Verbessert hat sich die Beschäftigungssituation der deutschen Seeleute dadurch bisher nicht. "Zu viele Absolventen gehen direkt in die Arbeitslosigkeit", sagt Verdi-Experte Schroeter. 2009, zu Beginn der Krise, fanden noch 829 Berufseinsteiger einen Job auf See. Im vergangenen Jahr waren es nur noch 441, so das Ergebnis einer Untersuchung der Unternehmensberatung PWC.
Die Gewerkschaftler ist skeptisch, ob die neuen Subventionen nun das Verschwinden des deutschen Seemanns beenden können. „Die Politik unterstützt die Reeder, ohne dass daran ausreichende Bedingungen geknüpft sind", sagt Schroeter.
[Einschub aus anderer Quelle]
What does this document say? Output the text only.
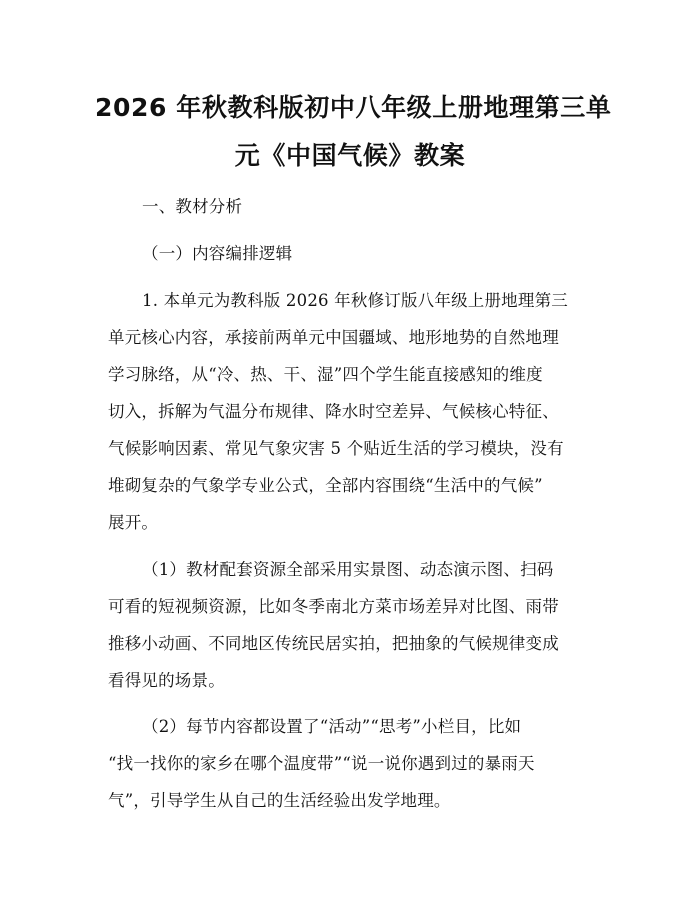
2026 年秋教科版初中八年级上册地理第三单
元《中国气候》教案

一、教材分析

（一）内容编排逻辑

1. 本单元为教科版 2026 年秋修订版八年级上册地理第三

单元核心内容，承接前两单元中国疆域、地形地势的自然地理

学习脉络，从“冷、热、干、湿”四个学生能直接感知的维度

切入，拆解为气温分布规律、降水时空差异、气候核心特征、

气候影响因素、常见气象灾害 5 个贴近生活的学习模块，没有

堆砌复杂的气象学专业公式，全部内容围绕“生活中的气候”

展开。

（1）教材配套资源全部采用实景图、动态演示图、扫码

可看的短视频资源，比如冬季南北方菜市场差异对比图、雨带

推移小动画、不同地区传统民居实拍，把抽象的气候规律变成

看得见的场景。

（2）每节内容都设置了“活动”“思考”小栏目，比如

“找一找你的家乡在哪个温度带”“说一说你遇到过的暴雨天

气”，引导学生从自己的生活经验出发学地理。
Er verlangt, dass die Reeder im Gegenzug für die Steuervergünstigungen auch in die Pflicht genommen werden, wieder mehr deutsches Personal zu beschäftigen. "Solange von den Reedern keine Arbeitsplätze mit deutschen Seeleuten besetzt werden, hilft das den deutschen Seeleuten nicht."
Für die Mitarbeiter bei NSB kommt die Gesetzesinitiative der Bundesregierung es ohnehin zu spät: Man bedauere es, dass die Maßnahmen nicht bereits vor zwei Jahren auf der politischen Agenda gestanden hätten, heißt es aus der Zentrale in Buxtehude. Vielleicht gäbe es dann heute noch mehr Schiffe mit deutscher Flagge - und deutschen Seeleuten.